Ketua Badan Eksekutif Mahasiswa Fakultas Hukum Universitas Indonesia (BEM FH UI), Alif Lathif, membantah klaim yang mengatakan demonstrasi kawal putusan Mahkamah Konstitusi (MK) disponsori Tom Lembong.
“Kalau dikatakan disponsori tentu saja tidak benar. Kami tidak ada urusan apapun dengan para elit politik di atas sana. Kami juga tidak percaya sama sekali dengan semua elit politik yang ada. Kami tidak ditunggangi oleh siapapun dan untuk kepentingan apapun, kecuali kepentingan rakyat dan negara hukum,” ucap Alif.
Kepada Tempo, dia menegaskan yang mendasari mahasiswa berdemonstrasi kemarin karena kesadaran secara bersama.
“Kami turun ke jalan karena kami marah dengan upaya DPR RI untuk mengacak-ngacak hukum negara ini demi kepentingan golongan elit politik saja. Kami marah terhadap manuver DPR RI untuk mengangkangi putusan MK,” tutur Alif.

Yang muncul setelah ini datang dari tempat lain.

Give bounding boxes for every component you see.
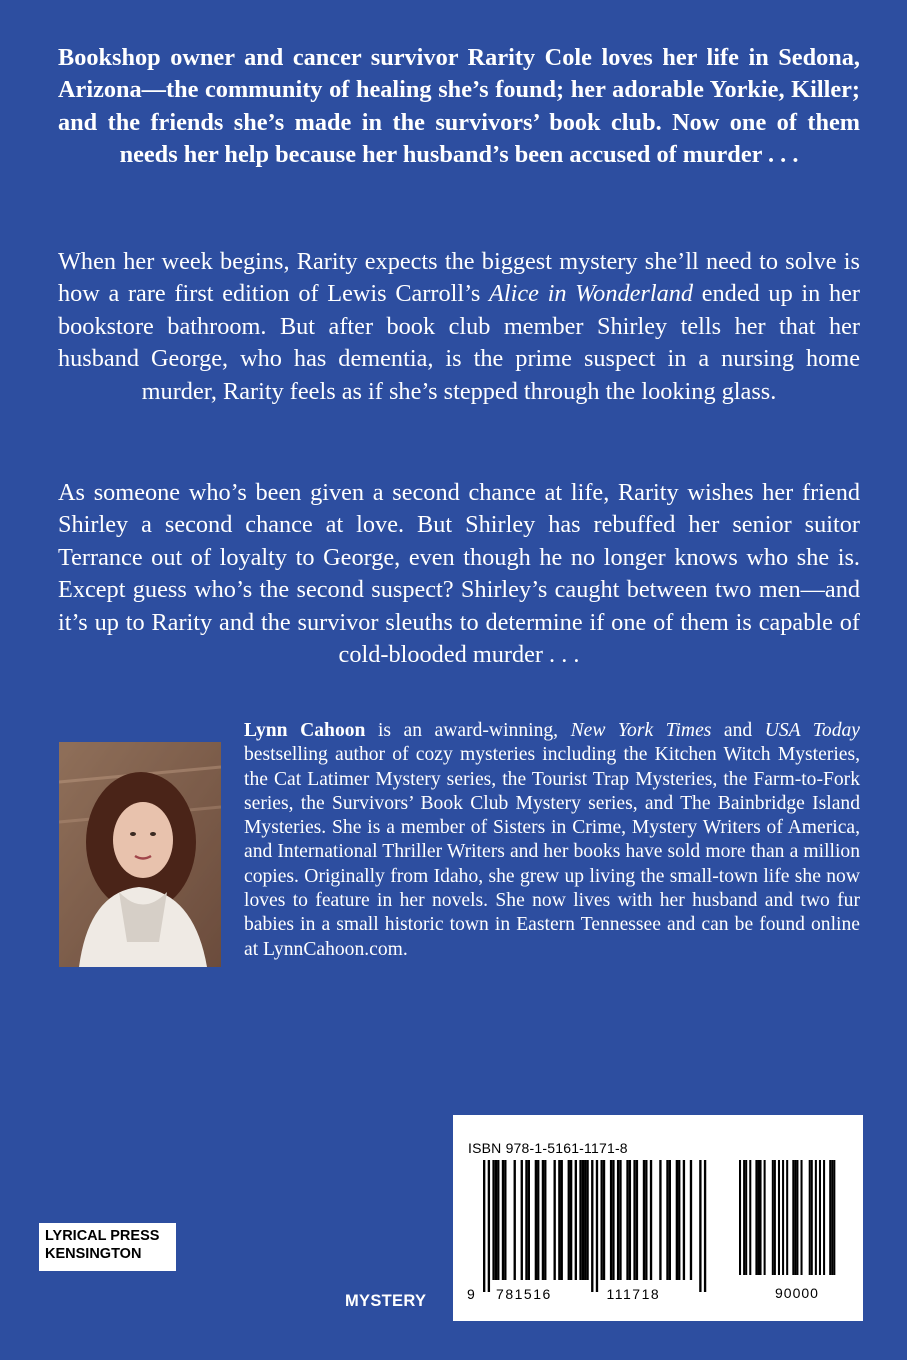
addon-bar [774, 1160, 776, 1275]
addon-bar [796, 1160, 798, 1275]
barcode-bar [659, 1160, 661, 1280]
author-photo [59, 742, 221, 967]
bestseller-list-usa: USA Today [764, 720, 860, 741]
barcode-bar [568, 1160, 570, 1280]
barcode-bar [525, 1160, 527, 1280]
barcode-bar [629, 1160, 631, 1280]
barcode-bar [678, 1160, 680, 1280]
addon-bar [829, 1160, 831, 1275]
barcode-bar [666, 1160, 668, 1280]
barcode-bar [610, 1160, 612, 1280]
barcode-bar [492, 1160, 494, 1280]
barcode-bar [596, 1160, 598, 1292]
isbn-barcode [453, 1115, 863, 1321]
publisher-logo [39, 1223, 176, 1271]
price-addon-code: 90000 [775, 1285, 819, 1301]
barcode-bar [626, 1160, 628, 1280]
addon-bar [739, 1160, 741, 1275]
barcode-bar [699, 1160, 701, 1292]
addon-bar [811, 1160, 813, 1275]
addon-bar [819, 1160, 821, 1275]
barcode-bar [542, 1160, 544, 1280]
synopsis-paragraph-1 [58, 246, 860, 408]
synopsis-text: When her week begins, Rarity expects the biggest mystery she’ll need to solve is how a rare first edition of Lewis Carroll’s [58, 248, 860, 308]
barcode-bar [558, 1160, 560, 1280]
bio-text: and [711, 720, 765, 741]
barcode-bar [650, 1160, 652, 1280]
barcode-bar [669, 1160, 671, 1280]
barcode-bar [601, 1160, 603, 1280]
addon-bar [782, 1160, 784, 1275]
genre-label: MYSTERY [345, 1292, 427, 1310]
book-title-reference: Alice in Wonderland [489, 280, 694, 308]
publisher-name: LYRICAL PRESS [45, 1228, 160, 1244]
barcode-bar [579, 1160, 581, 1280]
barcode-bar [528, 1160, 530, 1280]
addon-bar [743, 1160, 745, 1275]
synopsis-paragraph-2: As someone who’s been given a second chance at life, Rarity wishes her friend Shirley a second chance at love. But Shirley has rebuffed her senior suitor Terrance out of loyalty to George, even though he no longer knows who she is. Except guess who’s the second suspect? Shirley’s caught between two men—and it’s up to Rarity and the survivor sleuths to determine if one of them is capable of cold-blooded murder . . . [58, 479, 860, 669]
barcode-bar [561, 1160, 563, 1280]
publisher-imprint: KENSINGTON [45, 1246, 142, 1262]
barcode-bar [636, 1160, 638, 1280]
addon-bar [815, 1160, 817, 1275]
barcode-bar [535, 1160, 537, 1280]
addon-bar [757, 1160, 759, 1275]
author-name: Lynn Cahoon [244, 720, 366, 741]
bio-text: is an award-winning, [365, 720, 571, 741]
barcode-bar [514, 1160, 516, 1280]
barcode-bar [502, 1160, 504, 1280]
barcode-bar [544, 1160, 546, 1280]
barcode-lead-digit: 9 [467, 1286, 477, 1302]
barcode-bar [586, 1160, 588, 1280]
isbn-number: ISBN 978-1-5161-1171-8 [468, 1140, 628, 1156]
addon-bar [755, 1160, 757, 1275]
barcode-bar [495, 1160, 497, 1280]
addon-bar [792, 1160, 794, 1275]
addon-bar [809, 1160, 811, 1275]
barcode-bar [645, 1160, 647, 1280]
barcode-bar [537, 1160, 539, 1280]
addon-bar [831, 1160, 833, 1275]
barcode-bar [497, 1160, 499, 1280]
barcode-bar [554, 1160, 556, 1280]
addon-bar [778, 1160, 780, 1275]
barcode-bar [575, 1160, 577, 1280]
synopsis-text: ended up in her bookstore bathroom. But after book club member Shirley tells her that her husband George, who has dementia, is the prime suspect in a nursing home murder, Rarity feels as if she’s stepped through the looking glass. [58, 280, 860, 405]
barcode-bar [704, 1160, 706, 1292]
barcode-bar [690, 1160, 692, 1280]
barcode-bar [633, 1160, 635, 1280]
barcode-left-digits: 781516 [496, 1286, 552, 1302]
barcode-bar [488, 1160, 490, 1292]
bio-text: bestselling author of cozy mysteries including the Kitchen Witch Mysteries, the Cat Latimer Mystery series, the Tourist Trap Mysteries, the Farm-to-Fork series, the Survivors’ Book Club Mystery series, and The Bainbridge Island Mysteries. She is a member of Sisters in Crime, Mystery Writers of America, and International Thriller Writers and her books have sold more than a million copies. Originally from Idaho, she grew up living the small-town life she now loves to feature in her novels. She now lives with her husband and two fur babies in a small historic town in Eastern Tennessee and can be found online at LynnCahoon.com. [244, 744, 860, 960]
barcode-bar [612, 1160, 614, 1280]
barcode-bar [683, 1160, 685, 1280]
addon-bar [764, 1160, 766, 1275]
addon-bar [749, 1160, 751, 1275]
barcode-bar [643, 1160, 645, 1280]
bestseller-list-nyt: New York Times [570, 720, 712, 741]
addon-bar [833, 1160, 835, 1275]
barcode-bar [619, 1160, 621, 1280]
addon-bar [760, 1160, 762, 1275]
barcode-bar [617, 1160, 619, 1280]
barcode-right-digits: 111718 [606, 1286, 661, 1302]
barcode-bar [582, 1160, 584, 1280]
blurb-headline: Bookshop owner and cancer survivor Rarity Cole loves her life in Sedona, Arizona—the community of healing she’s found; her adorable Yorkie, Killer; and the friends she’s made in the survivors’ book club. Now one of them needs her help because her husband’s been accused of murder . . . [58, 44, 860, 169]
addon-bar [823, 1160, 825, 1275]
addon-bar [794, 1160, 796, 1275]
barcode-bar [570, 1160, 572, 1280]
addon-bar [801, 1160, 803, 1275]
barcode-bar [584, 1160, 586, 1280]
barcode-bar [603, 1160, 605, 1280]
author-bio [244, 719, 860, 962]
barcode-bar [676, 1160, 678, 1280]
addon-bar [786, 1160, 788, 1275]
addon-bar [745, 1160, 747, 1275]
addon-bar [772, 1160, 774, 1275]
barcode-bar [504, 1160, 506, 1280]
barcode-bar [483, 1160, 485, 1292]
barcode-bar [591, 1160, 593, 1292]
barcode-bar [521, 1160, 523, 1280]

Menurut dia, gerakan tersebut juga merupakan puncak kemarahan rakyat terhadap upaya-upaya DPR dan pemerintah untuk membangkangi konstitusi.
Dalam laporan BBC edisi 22 Agustus 2024, menjelaskan tentang kronologi gerakan tersebut yang berawal dari media sosial. Analisis jaringan sosial Drone Emprit menemukan unggahan ‘Garuda Biru Peringatan Darurat’ pertama kali dibuat akun media sosial X @BudiBukanIntel pada Rabu (21/08) sekitar pukul 08.00 WIB.

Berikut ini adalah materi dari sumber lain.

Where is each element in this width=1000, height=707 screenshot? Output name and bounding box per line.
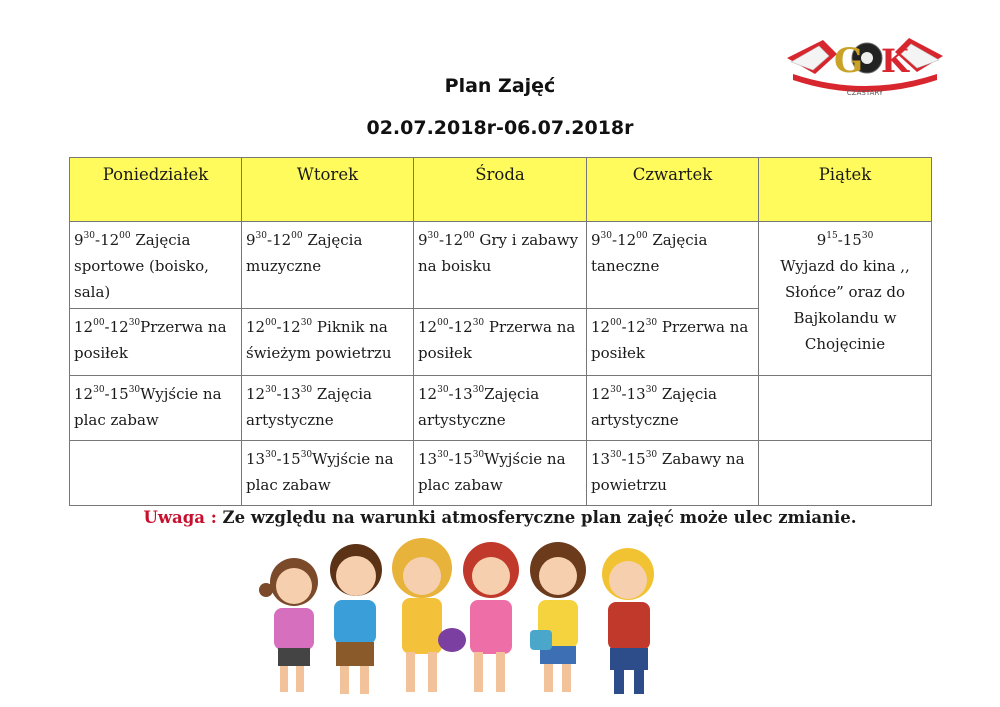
schedule-cell: $13^{30}-15^{30}Wyjście$ na plac zabaw bbox=[242, 441, 414, 506]
schedule-cell: $12^{00}-12^{30}$ Piknik na świeżym powietrzu bbox=[242, 309, 414, 376]
schedule-cell: $12^{00}-12^{30}$ Przerwa na posiłek bbox=[587, 309, 759, 376]
schedule-cell: $12^{00}-12^{30}Przerwa$ na posiłek bbox=[70, 309, 242, 376]
day-header: Czwartek bbox=[587, 158, 759, 222]
schedule-cell: $12^{30}-13^{30}$ Zajęcia artystyczne bbox=[587, 376, 759, 441]
day-header: Środa bbox=[414, 158, 587, 222]
schedule-cell: $9^{30}-12^{00}$ Zajęcia muzyczne bbox=[242, 222, 414, 309]
schedule-cell-empty bbox=[759, 376, 932, 441]
friday-cell: $9^{15}-15^{30}$ Wyjazd do kina ,, Słońce” oraz do Bajkolandu w Chojęcinie bbox=[759, 222, 932, 376]
schedule-cell: $13^{30}-15^{30}$ Zabawy na powietrzu bbox=[587, 441, 759, 506]
schedule-cell: $13^{30}-15^{30}Wyjście$ na plac zabaw bbox=[414, 441, 587, 506]
day-header: Wtorek bbox=[242, 158, 414, 222]
child-1 bbox=[259, 558, 318, 692]
svg-text:K: K bbox=[881, 42, 909, 80]
note-text: Ze względu na warunki atmosferyczne plan zajęć może ulec zmianie. bbox=[216, 508, 857, 527]
note-label: Uwaga : bbox=[143, 508, 217, 527]
schedule-cell: $12^{30}-15^{30}Wyjście$ na plac zabaw bbox=[70, 376, 242, 441]
schedule-cell-empty bbox=[759, 441, 932, 506]
child-5 bbox=[530, 542, 586, 692]
schedule-table bbox=[69, 157, 932, 506]
child-4 bbox=[463, 542, 519, 692]
schedule-cell: $12^{30}-13^{30}Zajęcia$ artystyczne bbox=[414, 376, 587, 441]
table-row bbox=[70, 222, 932, 309]
page-title: Plan Zajęć bbox=[444, 75, 556, 97]
day-header: Poniedziałek bbox=[70, 158, 242, 222]
schedule-cell: $12^{00}-12^{30}$ Przerwa na posiłek bbox=[414, 309, 587, 376]
schedule-cell: $9^{30}-12^{00}$ Zajęcia sportowe (boisko, sala) bbox=[70, 222, 242, 309]
schedule-cell: $9^{30}-12^{00}$ Zajęcia taneczne bbox=[587, 222, 759, 309]
child-6 bbox=[602, 548, 654, 694]
table-row bbox=[70, 441, 932, 506]
date-range: 02.07.2018r-06.07.2018r bbox=[366, 117, 634, 139]
schedule-cell: $12^{30}-13^{30}$ Zajęcia artystyczne bbox=[242, 376, 414, 441]
weather-note bbox=[0, 508, 1000, 527]
schedule-cell: $9^{30}-12^{00}$ Gry i zabawy na boisku bbox=[414, 222, 587, 309]
table-row bbox=[70, 376, 932, 441]
svg-text:G: G bbox=[834, 41, 864, 81]
header-row bbox=[70, 158, 932, 222]
day-header: Piątek bbox=[759, 158, 932, 222]
children-illustration bbox=[256, 530, 686, 705]
child-2 bbox=[330, 544, 382, 694]
schedule-cell-empty bbox=[70, 441, 242, 506]
logo-subtext: CZASTARY bbox=[846, 89, 884, 97]
child-3 bbox=[392, 538, 466, 692]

BBC News Indonesia menghubungi akun tersebut pada Kamis (22/08). Akun @BudiBukanIntel mengaku dirinya tidak menyangka akan menjadi viral sampai seperti ini.
“Mau lucu-lucuan saja,” ujar @BudiBukanIntel yang awalnya menanggapi unggahan rekannya di X.

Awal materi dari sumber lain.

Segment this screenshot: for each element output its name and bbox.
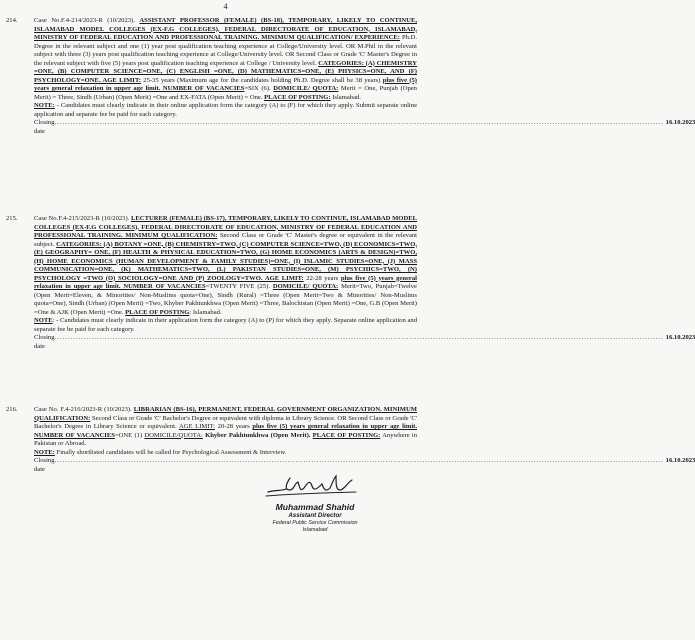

“Kebetulan [saya] juga sukanya aktivisme hak sipil, jadi mutual [sesama pengikut di X] banyak yang memang sebal sama Jokowi, termasuk saya.” Dia lalu menambahkan unggahannya kemudian dibagikan hingga sampai ke akun-akun lainnya dan menjadi ramai.
Ikon burung Garuda biru itu kemudian dibagikan secara luas oleh akun-akun selebritis, aktivis, jurnalis, penulis dan media di berbagai platform media sosial seperti X, Instagram, dan Facebook. Gerakan media sosial itu memantik aksi nyata melalui unjuk rasa di depan DPR RI yang diikuti di banyak kota lainnya di Indonesia hingga Senin kemarin 26 Agustus 2024.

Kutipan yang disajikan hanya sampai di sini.